Borussia Dortmund should have thrashed them. The match should have ended 4-0, or something along that scoreline. Instead, it was an unnecessarily close match that saw more of the obvious frustrating mistakes that Borussia Dortmund made during the fall. BVB face Mainz, RB Leipzig, and Hertha Berlin in the next three matches, so Tuchel and Co. need to step up, because those three clubs will not let the mistakes that were made today go unpunished.
Five minutes into today’s match against Werder Bremen, I could have forgiven you for being optimistic. After a long Hinründe of frustrating play, it looked as if Borussia Dortmund would come out of the gate flying. A brilliant touch from Marco Reus, followed by a brilliant finish from André Schürrle, put Dortmund up by one, and it looked as if BVB were off to the races.
But as the match progressed, old problems started to re-emerge. There were bouts where Werder Bremen ran a terrific press against the three-man midfield of Kagawa, Weigl, and Castro. There were times when Weigl was pressed off the ball: one led to a great chance from Thomas Delaney at the top of the box, which forced a strong safe from Weidenfeller.
However, it looked as if BVB would be let off the hook when Castro played a long ball towards Reus, who ran right at Werder Bremen keeper Jaroslav Drobny. Drobny, caught out of his net, and with no defenders to help him, smashed his boot studs-out into Marco’s thigh. It was a clear red card, and Drobny was sent off. Claudio Pizarro came off for Felix Wiedwald.
Despite being down to ten men, Werder Bremen admirably kept up the intensity. Dortmund were unable to find a second goal, and the first half ended 0-1 in favor of the visitors.
There were clear changes that needed to be made. Gonzalo Castro was not playing well (although his long ball that found Reus, which led to the red card, was a thing of beauty). He and Weigl were being swamped and forced into turnovers.
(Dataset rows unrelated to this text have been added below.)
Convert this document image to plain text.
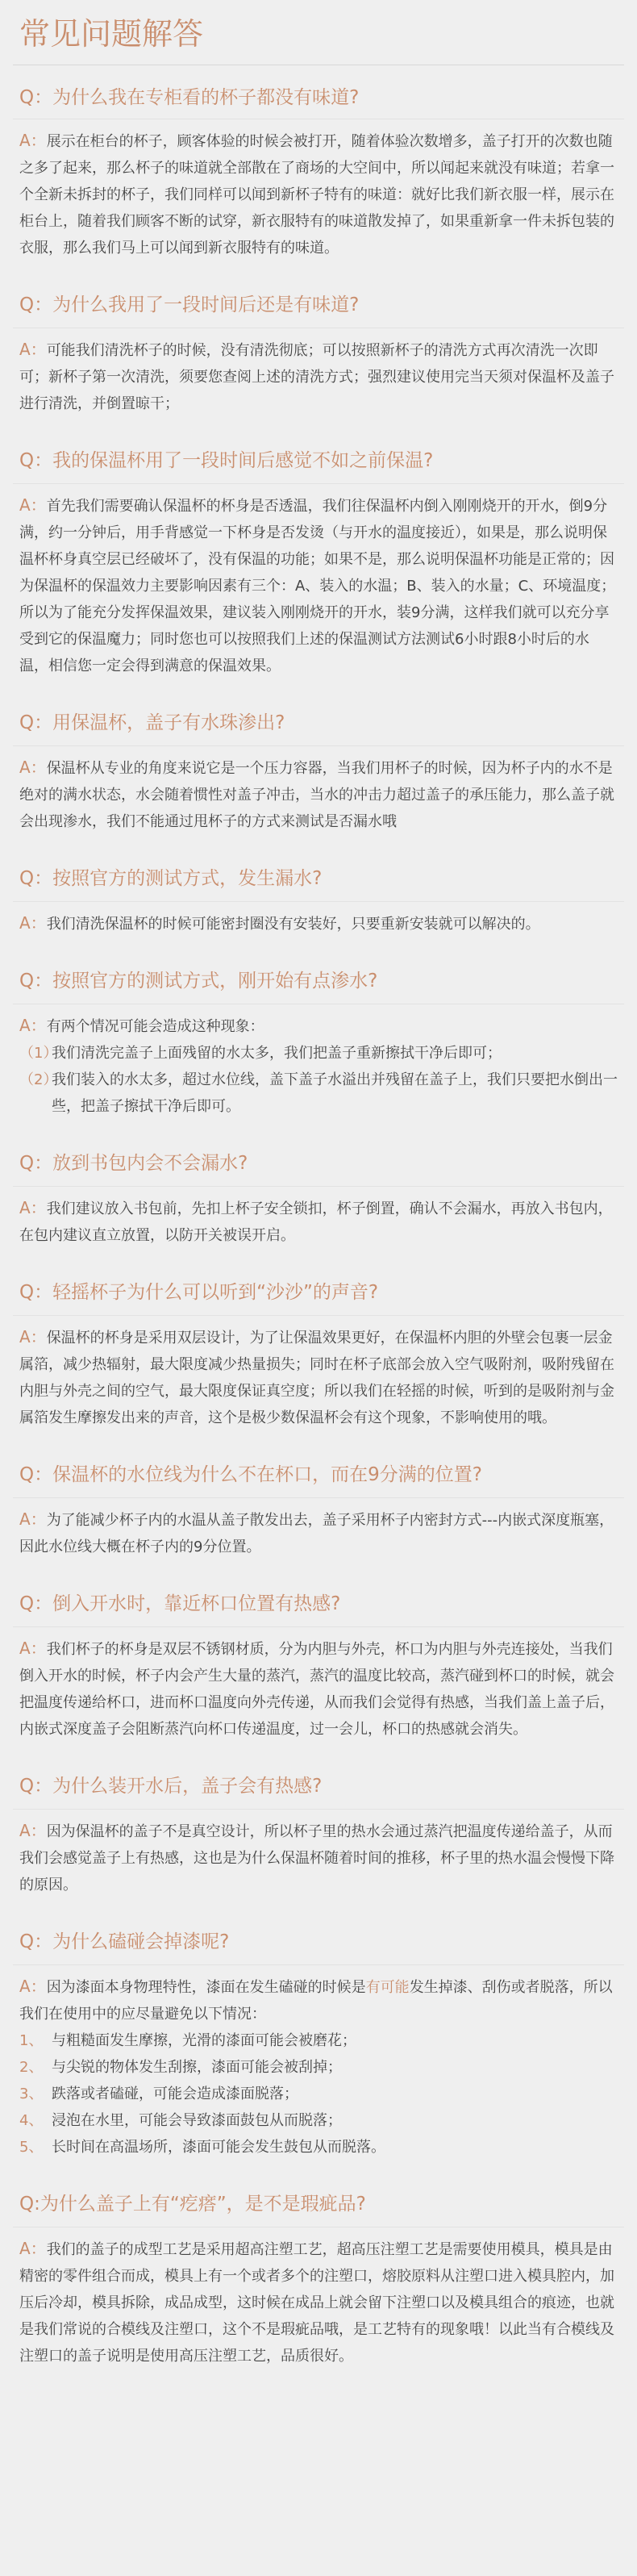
常见问题解答
Q：为什么我在专柜看的杯子都没有味道?

A：展示在柜台的杯子，顾客体验的时候会被打开，随着体验次数增多，盖子打开的次数也随之多了起来，那么杯子的味道就全部散在了商场的大空间中，所以闻起来就没有味道；若拿一个全新未拆封的杯子，我们同样可以闻到新杯子特有的味道：就好比我们新衣服一样，展示在柜台上，随着我们顾客不断的试穿，新衣服特有的味道散发掉了，如果重新拿一件未拆包装的衣服，那么我们马上可以闻到新衣服特有的味道。

Q：为什么我用了一段时间后还是有味道?

A：可能我们清洗杯子的时候，没有清洗彻底；可以按照新杯子的清洗方式再次清洗一次即可；新杯子第一次清洗，须要您查阅上述的清洗方式；强烈建议使用完当天须对保温杯及盖子进行清洗，并倒置晾干；

Q：我的保温杯用了一段时间后感觉不如之前保温?

A：首先我们需要确认保温杯的杯身是否透温，我们往保温杯内倒入刚刚烧开的开水，倒9分满，约一分钟后，用手背感觉一下杯身是否发烫（与开水的温度接近），如果是，那么说明保温杯杯身真空层已经破坏了，没有保温的功能；如果不是，那么说明保温杯功能是正常的；因为保温杯的保温效力主要影响因素有三个：A、装入的水温；B、装入的水量；C、环境温度；所以为了能充分发挥保温效果，建议装入刚刚烧开的开水，装9分满，这样我们就可以充分享受到它的保温魔力；同时您也可以按照我们上述的保温测试方法测试6小时跟8小时后的水温，相信您一定会得到满意的保温效果。

Q：用保温杯，盖子有水珠渗出?

A：保温杯从专业的角度来说它是一个压力容器，当我们用杯子的时候，因为杯子内的水不是绝对的满水状态，水会随着惯性对盖子冲击，当水的冲击力超过盖子的承压能力，那么盖子就会出现渗水，我们不能通过甩杯子的方式来测试是否漏水哦

Q：按照官方的测试方式，发生漏水?

A：我们清洗保温杯的时候可能密封圈没有安装好，只要重新安装就可以解决的。

Q：按照官方的测试方式，刚开始有点渗水?

A：有两个情况可能会造成这种现象：

（1）
我们清洗完盖子上面残留的水太多，我们把盖子重新擦拭干净后即可；
（2）
我们装入的水太多，超过水位线，盖下盖子水溢出并残留在盖子上，我们只要把水倒出一些，把盖子擦拭干净后即可。
Q：放到书包内会不会漏水?

A：我们建议放入书包前，先扣上杯子安全锁扣，杯子倒置，确认不会漏水，再放入书包内，在包内建议直立放置，以防开关被误开启。

Q：轻摇杯子为什么可以听到“沙沙”的声音?

A：保温杯的杯身是采用双层设计，为了让保温效果更好，在保温杯内胆的外壁会包裹一层金属箔，减少热辐射，最大限度减少热量损失；同时在杯子底部会放入空气吸附剂，吸附残留在内胆与外壳之间的空气，最大限度保证真空度；所以我们在轻摇的时候，听到的是吸附剂与金属箔发生摩擦发出来的声音，这个是极少数保温杯会有这个现象，不影响使用的哦。

Q：保温杯的水位线为什么不在杯口，而在9分满的位置?

A：为了能减少杯子内的水温从盖子散发出去，盖子采用杯子内密封方式---内嵌式深度瓶塞，因此水位线大概在杯子内的9分位置。

Q：倒入开水时，靠近杯口位置有热感?

A：我们杯子的杯身是双层不锈钢材质，分为内胆与外壳，杯口为内胆与外壳连接处，当我们倒入开水的时候，杯子内会产生大量的蒸汽，蒸汽的温度比较高，蒸汽碰到杯口的时候，就会把温度传递给杯口，进而杯口温度向外壳传递，从而我们会觉得有热感，当我们盖上盖子后，内嵌式深度盖子会阻断蒸汽向杯口传递温度，过一会儿，杯口的热感就会消失。

Q：为什么装开水后，盖子会有热感?

A：因为保温杯的盖子不是真空设计，所以杯子里的热水会通过蒸汽把温度传递给盖子，从而我们会感觉盖子上有热感，这也是为什么保温杯随着时间的推移，杯子里的热水温会慢慢下降的原因。

Q：为什么磕碰会掉漆呢?

A：因为漆面本身物理特性，漆面在发生磕碰的时候是有可能发生掉漆、刮伤或者脱落，所以我们在使用中的应尽量避免以下情况：

1、 与粗糙面发生摩擦，光滑的漆面可能会被磨花；
2、 与尖锐的物体发生刮擦，漆面可能会被刮掉；
3、 跌落或者磕碰，可能会造成漆面脱落；
4、 浸泡在水里，可能会导致漆面鼓包从而脱落；
5、 长时间在高温场所，漆面可能会发生鼓包从而脱落。
Q:为什么盖子上有“疙瘩”，是不是瑕疵品?

A：我们的盖子的成型工艺是采用超高注塑工艺，超高压注塑工艺是需要使用模具，模具是由精密的零件组合而成，模具上有一个或者多个的注塑口，熔胶原料从注塑口进入模具腔内，加压后冷却，模具拆除，成品成型，这时候在成品上就会留下注塑口以及模具组合的痕迹，也就是我们常说的合模线及注塑口，这个不是瑕疵品哦，是工艺特有的现象哦！以此当有合模线及注塑口的盖子说明是使用高压注塑工艺，品质很好。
Kagawa, who was playing more forward, wasn’t helping much.
So at the half, Tuchel brought on... Erik Durm. For Marcel Schmelzer, who was likely hurt.
It did nothing to help.
Unsurprisingly, the uneasy stalemate of turnovers and half chances continued, until the 59th minute. Werder Bremen forward Fin Bartels made a brilliant individual effort, humiliating Matthias Ginter with a nutmeg before outpacing Sokratis and Piszczek towards the net. He laid down a perfect finish around Weidenfeller to draw Bremen even.
For an agonizing ten minutes or so, it looked as if Werder Bremen might even pull ahead. Reus, clearly slowed from being smashed in the thigh, was rendered ineffective. Castro was useless, conducting several unforced errors that led to Werder Bremen chances. Finally, around 70 minutes in, Tuchel made the two switches that many fans were calling for: he took out Reus and Castro, and replaced them with Ousmane Dembélé and Raphael Guerreiro respectively.
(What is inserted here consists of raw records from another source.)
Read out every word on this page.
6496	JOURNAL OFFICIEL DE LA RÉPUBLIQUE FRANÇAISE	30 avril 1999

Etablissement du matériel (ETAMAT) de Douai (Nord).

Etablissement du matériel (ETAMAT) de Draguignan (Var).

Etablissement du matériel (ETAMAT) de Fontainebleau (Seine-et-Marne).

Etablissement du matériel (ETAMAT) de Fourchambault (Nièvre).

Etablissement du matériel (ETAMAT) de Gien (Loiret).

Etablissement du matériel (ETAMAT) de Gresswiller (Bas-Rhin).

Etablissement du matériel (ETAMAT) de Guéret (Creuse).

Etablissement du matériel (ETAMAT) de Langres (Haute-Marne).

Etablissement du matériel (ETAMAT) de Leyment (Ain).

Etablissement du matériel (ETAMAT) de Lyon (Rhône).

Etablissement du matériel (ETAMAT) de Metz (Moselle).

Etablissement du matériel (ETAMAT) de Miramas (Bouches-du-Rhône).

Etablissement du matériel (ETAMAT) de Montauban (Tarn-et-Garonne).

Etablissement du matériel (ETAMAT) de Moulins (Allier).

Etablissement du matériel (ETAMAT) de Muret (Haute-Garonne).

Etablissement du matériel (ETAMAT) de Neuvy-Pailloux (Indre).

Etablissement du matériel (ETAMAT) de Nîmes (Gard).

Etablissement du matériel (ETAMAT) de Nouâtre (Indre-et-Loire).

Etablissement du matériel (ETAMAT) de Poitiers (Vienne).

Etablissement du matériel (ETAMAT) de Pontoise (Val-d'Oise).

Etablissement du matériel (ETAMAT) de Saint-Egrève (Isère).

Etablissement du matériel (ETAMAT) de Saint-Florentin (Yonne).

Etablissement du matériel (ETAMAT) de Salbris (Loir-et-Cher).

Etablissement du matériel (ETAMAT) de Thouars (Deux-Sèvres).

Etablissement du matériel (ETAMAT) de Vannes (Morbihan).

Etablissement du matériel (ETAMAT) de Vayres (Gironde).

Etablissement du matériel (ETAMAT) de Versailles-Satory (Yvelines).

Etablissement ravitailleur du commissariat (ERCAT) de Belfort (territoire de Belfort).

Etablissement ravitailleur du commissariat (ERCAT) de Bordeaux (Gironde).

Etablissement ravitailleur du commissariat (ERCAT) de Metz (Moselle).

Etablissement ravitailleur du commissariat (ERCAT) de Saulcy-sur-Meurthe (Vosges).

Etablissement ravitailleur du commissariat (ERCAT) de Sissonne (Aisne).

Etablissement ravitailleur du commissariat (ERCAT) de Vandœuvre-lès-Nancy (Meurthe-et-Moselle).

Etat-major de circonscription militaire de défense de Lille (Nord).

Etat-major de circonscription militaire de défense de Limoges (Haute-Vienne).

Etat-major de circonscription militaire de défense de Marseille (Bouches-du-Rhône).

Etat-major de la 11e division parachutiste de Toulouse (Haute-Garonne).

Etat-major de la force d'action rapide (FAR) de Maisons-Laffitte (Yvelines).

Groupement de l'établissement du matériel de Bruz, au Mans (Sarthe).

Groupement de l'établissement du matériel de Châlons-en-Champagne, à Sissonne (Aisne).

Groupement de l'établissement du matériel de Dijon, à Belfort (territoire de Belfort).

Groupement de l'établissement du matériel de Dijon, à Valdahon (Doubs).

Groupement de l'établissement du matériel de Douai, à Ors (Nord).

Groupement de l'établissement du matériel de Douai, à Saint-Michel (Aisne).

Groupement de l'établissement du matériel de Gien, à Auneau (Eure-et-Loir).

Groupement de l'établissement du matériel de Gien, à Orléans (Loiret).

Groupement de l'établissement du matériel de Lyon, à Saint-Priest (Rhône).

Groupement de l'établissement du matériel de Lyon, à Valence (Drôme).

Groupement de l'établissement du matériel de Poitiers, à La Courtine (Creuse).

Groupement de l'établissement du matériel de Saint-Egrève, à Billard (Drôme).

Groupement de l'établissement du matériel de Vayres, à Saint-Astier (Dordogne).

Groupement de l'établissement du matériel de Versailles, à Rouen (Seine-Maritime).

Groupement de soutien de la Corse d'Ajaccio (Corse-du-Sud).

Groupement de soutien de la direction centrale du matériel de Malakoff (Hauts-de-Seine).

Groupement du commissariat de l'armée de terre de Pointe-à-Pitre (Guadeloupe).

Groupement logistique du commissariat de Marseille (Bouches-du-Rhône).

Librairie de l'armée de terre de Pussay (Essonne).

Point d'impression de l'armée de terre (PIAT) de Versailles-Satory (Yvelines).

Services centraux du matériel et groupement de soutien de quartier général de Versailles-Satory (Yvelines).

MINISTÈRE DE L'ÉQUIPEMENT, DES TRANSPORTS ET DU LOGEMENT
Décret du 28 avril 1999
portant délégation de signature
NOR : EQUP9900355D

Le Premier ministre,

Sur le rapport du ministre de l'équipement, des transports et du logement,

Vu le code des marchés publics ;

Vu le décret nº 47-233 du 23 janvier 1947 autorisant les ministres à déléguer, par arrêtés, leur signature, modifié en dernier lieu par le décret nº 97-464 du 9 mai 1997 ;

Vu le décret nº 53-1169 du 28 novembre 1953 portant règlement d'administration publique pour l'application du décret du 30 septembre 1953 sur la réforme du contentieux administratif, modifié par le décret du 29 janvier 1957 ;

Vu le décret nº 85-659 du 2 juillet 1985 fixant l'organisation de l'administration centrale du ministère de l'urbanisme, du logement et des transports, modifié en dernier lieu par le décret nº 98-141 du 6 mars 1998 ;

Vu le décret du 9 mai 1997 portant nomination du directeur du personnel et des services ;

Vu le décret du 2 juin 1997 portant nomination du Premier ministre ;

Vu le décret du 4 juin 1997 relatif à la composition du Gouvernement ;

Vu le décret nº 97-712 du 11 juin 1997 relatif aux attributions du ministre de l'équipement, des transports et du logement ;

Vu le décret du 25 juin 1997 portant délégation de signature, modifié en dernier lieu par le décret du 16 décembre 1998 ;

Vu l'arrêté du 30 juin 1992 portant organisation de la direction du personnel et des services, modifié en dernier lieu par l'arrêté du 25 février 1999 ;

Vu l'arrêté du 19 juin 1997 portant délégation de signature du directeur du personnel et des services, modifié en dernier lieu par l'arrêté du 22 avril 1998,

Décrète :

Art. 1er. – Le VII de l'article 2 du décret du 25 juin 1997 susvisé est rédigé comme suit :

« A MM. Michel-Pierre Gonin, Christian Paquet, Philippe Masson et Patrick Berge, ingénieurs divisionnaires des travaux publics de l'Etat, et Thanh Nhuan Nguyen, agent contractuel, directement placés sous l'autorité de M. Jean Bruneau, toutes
Almost immediately, the move paid off. Dembélé took a corner, and the ball deflected out to the top of the box. Guerreiro struck the ball, which deflected off a defender and fluttered right to Lukasz Piszczek, who beautifully flicked the ball past Wiedwald. It was a pretty goal that gave Dortmund the lead.
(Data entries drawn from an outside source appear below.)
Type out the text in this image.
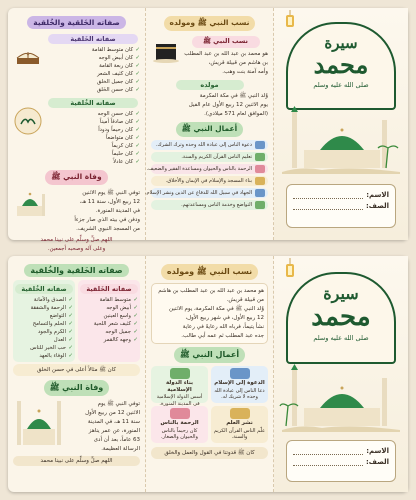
صفاته الخَلقية والخُلقية
صفاته الخَلقية
✓ كان متوسط القامة
✓ كان أبيض الوجه
✓ كان ربعة القامة
✓ كان كثيف الشعر
✓ كان جميل الخلق
✓ كان حسن الخَلق
صفاته الخُلقية
✓ كان حسن الوجه
✓ كان صادقاً أميناً
✓ كان رحيماً ودوداً
✓ كان متواضعاً
✓ كان كريماً
✓ كان حليماً
✓ كان عادلاً
وفاة النبي ﷺ
توفي النبي ﷺ يوم الاثنين
12 ربيع الأول، سنة 11 هـ،
في المدينة المنورة.
ودفن في بيته الذي صار جزءاً
من المسجد النبوي الشريف.
اللهم صلِّ وسلِّم على نبينا محمد
وعلى آله وصحبه أجمعين.
نسب النبي ﷺ ومولده
نسب النبي ﷺ
هو محمد بن عبد الله بن عبد المطلب
بن هاشم من قبيلة قريش،
وأمه آمنة بنت وهب.
مولده
وُلد النبي ﷺ في مكة المكرمة
يوم الاثنين 12 ربيع الأول عام الفيل
(الموافق لعام 571 ميلادي).
أعمال النبي ﷺ
دعوة الناس إلى عبادة الله وحده وترك الشرك.
تعليم الناس القرآن الكريم والسنة.
الرحمة بالناس والحيوان ومساعدة الفقير والضعيف.
بناء المسجد والإسلام في الإيمان والأخلاق.
الجهاد في سبيل الله للدفاع عن الدين ونشر الإسلام.
التواضع وخدمة الناس ومساعدتهم.
سيرة
محمد
صلى الله عليه وسلم
الاسم:
الصف:
صفاته الخَلقية والخُلقية
صفاته الخَلقية
✓ متوسط القامة
✓ أبيض الوجه
✓ واسع العينين
✓ كثيف شعر اللحية
✓ جميل الوجه
✓ وجهه كالقمر
صفاته الخُلقية
✓ الصدق والأمانة
✓ الرحمة والشفقة
✓ التواضع
✓ الحلم والتسامح
✓ الكرم والجود
✓ العدل
✓ حب الخير للناس
✓ الوفاء بالعهد
كان ﷺ مثالاً أعلى في حسن الخلق
وفاة النبي ﷺ
توفي النبي ﷺ يوم
الاثنين 12 من ربيع الأول
سنة 11 هـ، في المدينة
المنورة، عن عمر يناهز
63 عاماً، بعد أن أدى
الرسالة العظيمة.
اللهم صلِّ وسلِّم على نبينا محمد
نسب النبي ﷺ ومولده
هو محمد بن عبد الله بن عبد المطلب بن هاشم
من قبيلة قريش.
وُلد النبي ﷺ في مكة المكرمة، يوم الاثنين
12 ربيع الأول، في شهر ربيع الأول،
نشأ يتيماً، فرباه الله رعايةً في رعاية
جده عبد المطلب ثم عمه أبي طالب.
أعمال النبي ﷺ
الدعوة إلى الإسلام
دعا الناس إلى عبادة الله وحده لا شريك له.
بناء الدولة الإسلامية
أسس الدولة الإسلامية في المدينة المنورة.
نشر العلم
علّم الناس القرآن الكريم والسنة.
الرحمة بالناس
كان رحيماً بالناس والحيوان والصغار.
كان ﷺ قدوتنا في القول والعمل والخلق
سيرة
محمد
صلى الله عليه وسلم
الاسم:
الصف:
While Werder Bremen threatened for the final twenty minutes, there was nothing too serious. Dortmund, namely Ousmane Dembélé, has several chances to finish off the match, but all attempts on the counter were botched. The match ended 2-1.
While three points are three points, we should really expect better. The race for the Bundesliga Title may be over for BVB, but there’s still the top-four to think about, as well as the DFB-Pokal and the Champions League. Tuchel’s men have a lot of work cut out for them.